Assume the file to be decrypted exists. For any exceptions that you need to catch, use the following text inside the catch block.
System.err.println(e); System.exit(0);
As always, remember that we will not test your main method. The methods you implement will be tested directly by the test server. Ideally, you should create your own main methods, perhaps one in each class, to test each class separately and together. Preliminary testing will cover some methods and a limited set of situations in these methods. Final testing may use other files (both names and contents may differ).
Here is a sample barebones main method for the CaesarCipher class. It does not test all the methods, nor does it test for various situations.
public static void main(String[] args){ CaesarCipher cipher = new CaesarCipher(3); String plainText = "The enemy was spotted"; System.out.println("Plaintext: " + plainText); String cipherText = cipher.encrypt(plainText); System.out.println("After encryption, cipherText: " + cipherText); String backToPlainText = cipher.decrypt(cipherText); System.out.println("After decryption, plainText: " + backToPlainText); if(!plainText.equals(backToPlainText)) System.err.println("Fix your program!"); }
Here is a sample barebones main method for the Sentry class. It does not test all the methods, nor does it test for various situations.

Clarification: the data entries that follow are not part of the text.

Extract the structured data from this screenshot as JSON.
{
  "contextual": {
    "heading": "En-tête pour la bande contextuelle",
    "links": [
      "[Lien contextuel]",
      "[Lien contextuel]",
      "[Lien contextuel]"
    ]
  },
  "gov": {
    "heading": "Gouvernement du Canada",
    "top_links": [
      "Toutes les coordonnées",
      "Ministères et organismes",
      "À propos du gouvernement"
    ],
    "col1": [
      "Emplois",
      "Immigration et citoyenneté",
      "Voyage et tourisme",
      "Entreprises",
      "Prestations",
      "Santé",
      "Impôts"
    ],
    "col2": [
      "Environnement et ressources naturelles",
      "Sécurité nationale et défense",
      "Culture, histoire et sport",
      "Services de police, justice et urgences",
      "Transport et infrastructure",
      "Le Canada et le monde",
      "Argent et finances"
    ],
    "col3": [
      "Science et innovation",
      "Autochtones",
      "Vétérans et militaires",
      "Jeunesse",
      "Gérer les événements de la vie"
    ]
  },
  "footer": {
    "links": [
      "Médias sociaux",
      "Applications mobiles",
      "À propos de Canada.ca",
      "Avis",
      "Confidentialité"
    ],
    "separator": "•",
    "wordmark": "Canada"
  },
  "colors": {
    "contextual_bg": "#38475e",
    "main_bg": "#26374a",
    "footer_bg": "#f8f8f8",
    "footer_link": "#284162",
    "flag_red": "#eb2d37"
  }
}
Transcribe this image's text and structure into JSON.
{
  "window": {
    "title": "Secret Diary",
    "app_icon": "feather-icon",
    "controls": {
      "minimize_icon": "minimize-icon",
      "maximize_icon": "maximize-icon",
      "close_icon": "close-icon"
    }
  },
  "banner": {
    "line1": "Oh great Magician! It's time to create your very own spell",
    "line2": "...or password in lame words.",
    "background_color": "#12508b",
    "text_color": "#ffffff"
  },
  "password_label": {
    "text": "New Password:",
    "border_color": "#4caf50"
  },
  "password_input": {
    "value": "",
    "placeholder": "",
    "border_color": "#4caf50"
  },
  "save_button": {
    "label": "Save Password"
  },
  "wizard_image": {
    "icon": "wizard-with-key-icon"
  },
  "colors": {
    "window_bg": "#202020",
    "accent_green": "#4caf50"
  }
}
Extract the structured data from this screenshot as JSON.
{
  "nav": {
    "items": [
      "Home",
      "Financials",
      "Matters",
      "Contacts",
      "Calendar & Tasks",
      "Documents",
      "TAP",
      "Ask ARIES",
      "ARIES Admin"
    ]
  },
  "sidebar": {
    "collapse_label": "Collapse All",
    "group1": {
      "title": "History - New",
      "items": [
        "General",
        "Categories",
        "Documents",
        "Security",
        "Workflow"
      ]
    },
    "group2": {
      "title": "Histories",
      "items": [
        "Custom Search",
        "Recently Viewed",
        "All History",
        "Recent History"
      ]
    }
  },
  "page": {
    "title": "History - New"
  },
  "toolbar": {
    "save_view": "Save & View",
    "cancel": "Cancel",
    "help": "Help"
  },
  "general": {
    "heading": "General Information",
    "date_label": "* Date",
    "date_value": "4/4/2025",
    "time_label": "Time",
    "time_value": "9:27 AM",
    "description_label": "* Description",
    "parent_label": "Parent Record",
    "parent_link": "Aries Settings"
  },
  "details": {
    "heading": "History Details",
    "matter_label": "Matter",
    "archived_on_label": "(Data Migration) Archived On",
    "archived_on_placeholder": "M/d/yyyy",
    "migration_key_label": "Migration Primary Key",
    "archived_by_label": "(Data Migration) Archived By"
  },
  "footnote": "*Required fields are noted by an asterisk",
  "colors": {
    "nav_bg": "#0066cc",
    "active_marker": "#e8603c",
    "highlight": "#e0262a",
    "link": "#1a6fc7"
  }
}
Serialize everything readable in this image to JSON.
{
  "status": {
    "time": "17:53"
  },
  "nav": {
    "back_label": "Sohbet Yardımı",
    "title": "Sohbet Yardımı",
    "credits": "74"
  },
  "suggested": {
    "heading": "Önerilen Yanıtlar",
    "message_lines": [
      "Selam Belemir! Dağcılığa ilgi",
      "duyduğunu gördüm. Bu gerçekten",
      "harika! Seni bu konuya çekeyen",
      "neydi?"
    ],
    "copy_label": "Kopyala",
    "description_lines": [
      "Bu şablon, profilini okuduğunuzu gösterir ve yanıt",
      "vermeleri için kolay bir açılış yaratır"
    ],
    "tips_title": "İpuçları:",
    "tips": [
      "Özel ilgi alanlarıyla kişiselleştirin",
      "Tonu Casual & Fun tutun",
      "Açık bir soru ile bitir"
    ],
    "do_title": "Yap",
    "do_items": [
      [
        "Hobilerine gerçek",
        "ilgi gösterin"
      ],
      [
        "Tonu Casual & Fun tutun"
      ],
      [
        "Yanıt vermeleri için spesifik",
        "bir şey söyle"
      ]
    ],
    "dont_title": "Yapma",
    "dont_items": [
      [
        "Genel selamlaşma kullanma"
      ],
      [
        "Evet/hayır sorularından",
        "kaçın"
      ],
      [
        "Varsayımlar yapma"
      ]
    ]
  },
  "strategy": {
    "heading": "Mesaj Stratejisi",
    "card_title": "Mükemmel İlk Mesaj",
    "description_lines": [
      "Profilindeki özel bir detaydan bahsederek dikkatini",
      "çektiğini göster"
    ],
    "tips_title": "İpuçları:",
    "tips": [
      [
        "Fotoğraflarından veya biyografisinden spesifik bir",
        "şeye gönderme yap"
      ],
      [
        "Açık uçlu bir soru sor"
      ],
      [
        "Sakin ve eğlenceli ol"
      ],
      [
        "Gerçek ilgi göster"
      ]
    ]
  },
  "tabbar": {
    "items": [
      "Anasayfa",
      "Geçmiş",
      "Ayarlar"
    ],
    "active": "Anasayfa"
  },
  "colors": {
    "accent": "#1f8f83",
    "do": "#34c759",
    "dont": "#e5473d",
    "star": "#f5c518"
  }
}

public static void main(String[] args) { Sentry sentry = new Sentry(new CaesarCipher(3)); sentry.encrypt("encrypt-input.txt", "encrypt-output.txt"); sentry.decrypt("encrypt-output.txt", "decrypt-output.txt"); }
The CodeBreaker.java file contails a sample barebones main method to help you get started testing that program.
Create a single jar file called P5.jar from the four Java files (Cipher, CaesarCipher, Sentry, and CodeBreaker) using the instructions provided here. Do not add other files (e.g., class files).
Submit the P5.jar file via the online checkin system.